2010年6月13日日曜日

ベルベルの男


永井画廊の蔡さんの展覧会に「ベルベルの男」という
 彫りの深い表情が印象的な男のドローイングが出てたけど
 「ベルベル」って何なのかしらね?
ベルベル人って、モロッコにアラブ人が入ってくる前から
 住み着いていた民族らしくて、今ではモロッコの山間部に住んでる
 人が多いそうだよ。「ベルベル」というのはギリシア語の
 「バルバロイ」に由来するらしい。
ー訳のわからないことばをしゃべる人たちという意味の
 「バルバロイ」ね。
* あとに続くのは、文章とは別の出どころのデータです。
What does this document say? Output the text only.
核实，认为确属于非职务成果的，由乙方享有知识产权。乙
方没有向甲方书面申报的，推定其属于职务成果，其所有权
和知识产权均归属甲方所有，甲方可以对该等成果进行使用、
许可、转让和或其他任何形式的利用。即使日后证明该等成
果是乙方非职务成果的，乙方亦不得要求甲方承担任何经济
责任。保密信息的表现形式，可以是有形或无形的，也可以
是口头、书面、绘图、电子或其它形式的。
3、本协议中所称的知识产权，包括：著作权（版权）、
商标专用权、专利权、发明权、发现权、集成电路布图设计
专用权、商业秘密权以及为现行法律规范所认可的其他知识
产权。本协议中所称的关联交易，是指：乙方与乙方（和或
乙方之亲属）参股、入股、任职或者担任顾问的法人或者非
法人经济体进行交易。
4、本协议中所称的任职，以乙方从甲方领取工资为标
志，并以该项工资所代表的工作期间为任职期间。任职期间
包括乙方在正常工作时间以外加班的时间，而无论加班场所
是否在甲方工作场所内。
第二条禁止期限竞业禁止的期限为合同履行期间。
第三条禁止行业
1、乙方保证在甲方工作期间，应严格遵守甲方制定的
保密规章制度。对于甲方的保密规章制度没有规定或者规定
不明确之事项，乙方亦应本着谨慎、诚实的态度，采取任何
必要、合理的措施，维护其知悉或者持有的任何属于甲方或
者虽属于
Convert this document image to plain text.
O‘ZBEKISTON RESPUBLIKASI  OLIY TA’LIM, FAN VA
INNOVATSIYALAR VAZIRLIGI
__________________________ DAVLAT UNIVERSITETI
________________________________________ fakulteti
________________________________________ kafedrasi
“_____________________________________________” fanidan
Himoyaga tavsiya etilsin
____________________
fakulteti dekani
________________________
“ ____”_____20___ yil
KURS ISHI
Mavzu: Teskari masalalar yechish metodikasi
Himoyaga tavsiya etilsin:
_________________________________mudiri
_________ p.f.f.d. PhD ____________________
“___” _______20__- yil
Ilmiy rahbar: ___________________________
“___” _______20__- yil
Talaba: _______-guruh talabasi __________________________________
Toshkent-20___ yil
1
でもどうして蔡さんの絵に登場するの?
ー蔡さんはこの5月にモロッコにスケッチツアーに出かけていて
 そこで出会った人たちなんだそうだ。
ー確かに深く皺がきざまれた意志的な表情は人をひきつけて
 離さない魅力があるわね。
ーベルベルの人は過酷な自然環境の中、ヨーロッパとアラブが
 入り乱れて興亡を繰り返した地で、相対的な弱者として
 忍従と屈服の歴史を強いられてきたそうなんだ。
 そうした民族の苦悩の歴史がその皺に刻み込まれているとすれば
 その表情を描きとることは、蔡さんが追求する「何来何去」に
 相応しいテーマだよね。
 

1 件のコメント:

匿名 さんのコメント...

確かに印象的な絵でした。そういう意味だったとは。